Indian entrepreneur (born 1957)

Palliyulla Kariat Abdulla Koya (P K Abdulla Koya) (born 13 February 1957) is an Indian entrepreneur from Abu Dhabi and Garshom Award winner. He is the founder and chairman of the AKNOVEL Group..|.
Abdulla Koya has helped over 50,000 people across country to gain self-employment.

==Early life==
Abdulla Koya is from Calicut in North Kerala. He is the third son of the late Kasmi Koya and Beevi. He was forced to find out small jobs as daily wages to support his family. He worked in several sectors for earning the minimum to help his family. In 1978, Abdulla Koya arrived in United Arab Emirates.

==Personal life==
Abdulla Koya is married to Nazeema and has four children – Noora, Majidha, Ahamed Zayed and Shymah.

==Career history==
Koya established branded stamp products such as Sun Stamper with Japanese Technology during 1998 by providing products to the common business segment by associating with international manufactures and Addprint.

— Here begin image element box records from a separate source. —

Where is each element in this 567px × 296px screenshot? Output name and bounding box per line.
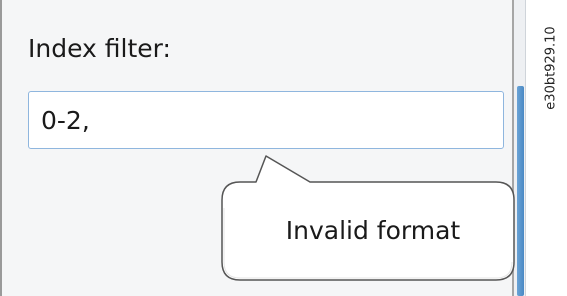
figure-code-text: e30bt929.10 xyxy=(543,26,559,110)
tooltip-message: Invalid format xyxy=(285,215,461,245)
tooltip-content: Invalid format xyxy=(218,182,518,278)
filter-screen: Index filter: Invalid format e30bt929.10 xyxy=(0,0,567,296)
panel-left-border xyxy=(0,0,2,296)
index-filter-input[interactable] xyxy=(28,91,504,149)
scrollbar-thumb[interactable] xyxy=(517,86,524,296)
figure-code-label: e30bt929.10 xyxy=(540,4,562,132)
index-filter-label: Index filter: xyxy=(28,34,171,63)
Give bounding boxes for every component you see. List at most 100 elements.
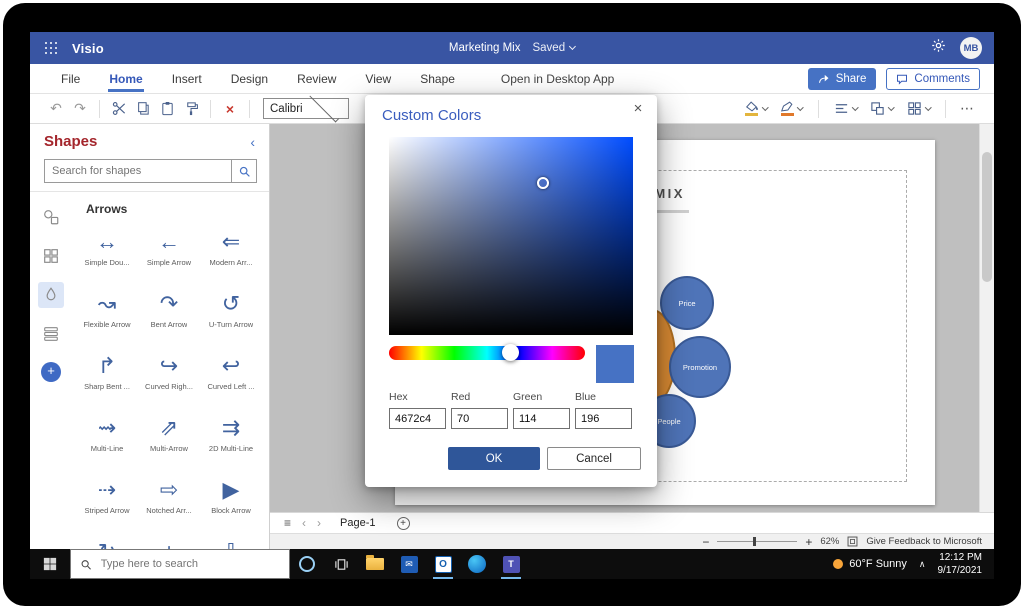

Koya entered the supply of telecommunication equipment, in the telecom and Power Project field through MELTRAX Electro Mechanical & communication system. His other notable diversification are M/S National Tile Works, Beta Granite (P) Ltd, Walayar steels, Musou Micro Flash Foams Pvt Ltd., Crest Wood.

Koya is also the Vice Chairman of CARE (The Cancer and Allied Ailments Research) Foundation.

==Philanthropy==
Currently, he is the Vice Chairman of MVR Cancer Centre & Research Institute. He has done various philanthropic activities across India.